Arabuluculuk, mahkemelerin otoriter karar mantığı yerine çözüm anlayışını getirir. Ne yazık ki davalar ülkemizde oldukça uzun sürelerde karara bağlanmaktadır. Bu sadece ülkemize özgü de değildir, tüm dünyada mahkeme süreçleri uzun ve karmaşıktır. Mahkemeler, sıkı usul kurallarına bağlıdır ve oldukça masraflıdır; dosya-harç vb. masraflar, avukat ücretleri ve diğer giderler düşünülünce bu masrafların boyutları tahmin edilebilir. Diğer yandan mahkemeler inkâr edilemez derecede gerilimin yaşandığı yerlerdir. Taraflar gittikçe daha da kazanma ve kaybettirme psikolojisi içerisinde karşı karşıya gelmekte ve kazanmak ile kaybettirmek üzere bir mücadeleye girişmektedir. Bunun yol açacağı sonuçlar ise tahmin edilebilir. Toplumsal gerçeklerimiz ile bu durumu düşündüğümüzde; mahkemelik olduğunuz biriyle gelecekte iş yapmanın veya güvene dayalı ilişki geliştirmenin oldukça zor olduğu açıktır. Bütün bu hususlar düşünüldüğünde ise arabuluculuk uygulamasının (aynı zamanda alternatif çözüm yollarının) faydaları daha net olarak ortaya çıkmış olacaktır. Şöyle ki:
– Arabuluculuk uygulaması çok daha az masraflıdır.
– Kaybetme gibi bir durum yoktur, uyuşmazlığın çözümüne ve uzlaşmaya dayalıdır.
– Arabuluculuk ile taraflar mahkemelerde olduğu gibi gerilim yaşamazlar ve karşılıklı güven odaklı olarak ticari veya sosyal ilişkilerini sürdürebilirler.
– Arabuluculuk uygulamasında gizlilik esastır. Ortaya konan hususlar gizli kalır.
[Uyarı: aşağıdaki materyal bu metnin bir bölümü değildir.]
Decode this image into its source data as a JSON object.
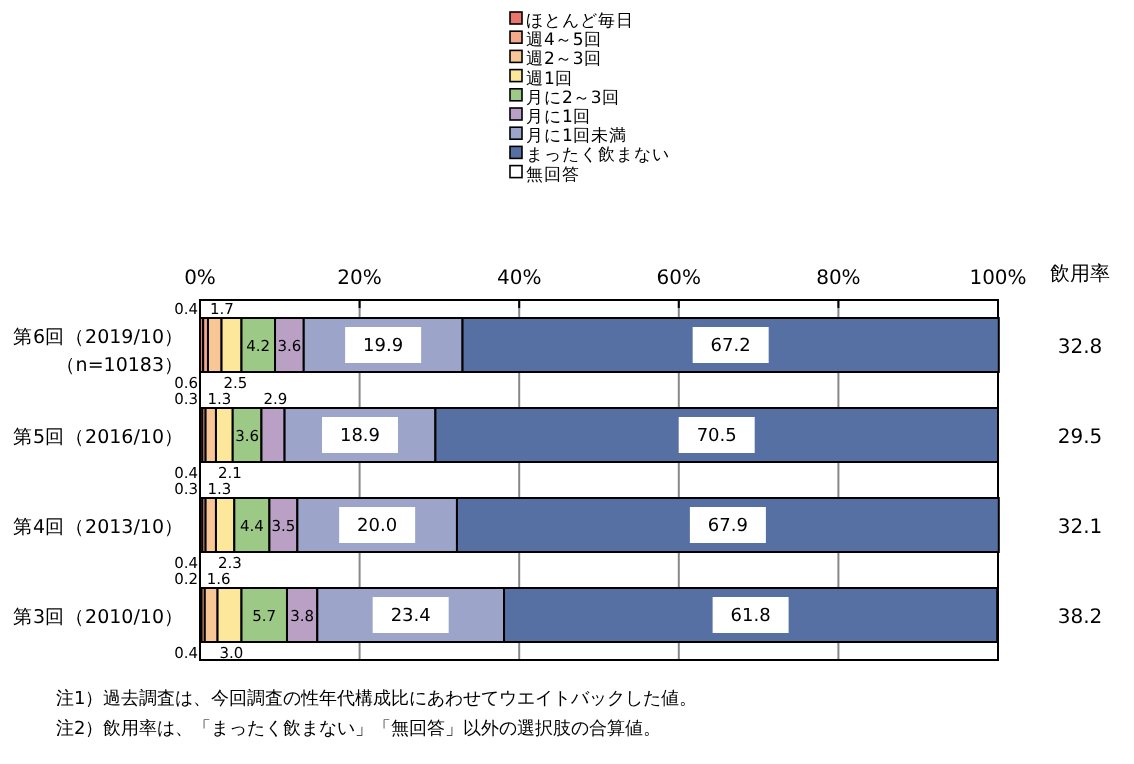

– Eşitlik ilkesi söz konusudur.
– Bütün bunlara ilaveten arabuluculuk ülkemizde ortalama olarak 4 gün içerisinde uyuşmazlıkları %70 oranında çözüme kavuşturur. Eğer arabuluculuktan çözüm alınamazsa mahkeme yolu açıktır.
İşte, Singapur Sözleşmesi adı verilen “Arabuluculuk Sonucunda Yapılan Uluslararası Sulh Anlaşmaları Hakkındaki Birleşmiş Milletler Sözleşmesi” ile ticari davalarda, dava yoluna gidilmeden evvel zorunlu olarak uygulanan arabuluculuklarda imzalanan sulh anlaşmaları artık sözleşmenin şartlarını da taşıyorsa bu sözleşmeye taraf olan diğer ülkelerde de kolayca icra edilebilecektir. Bu da hiç şüphesiz hem ticari uyuşmazlıkların çok daha hızlı çözülebilmesi hem de ülkemize yapılacak yabancı yatırımlar için önemli bir teşvik sayılabilir.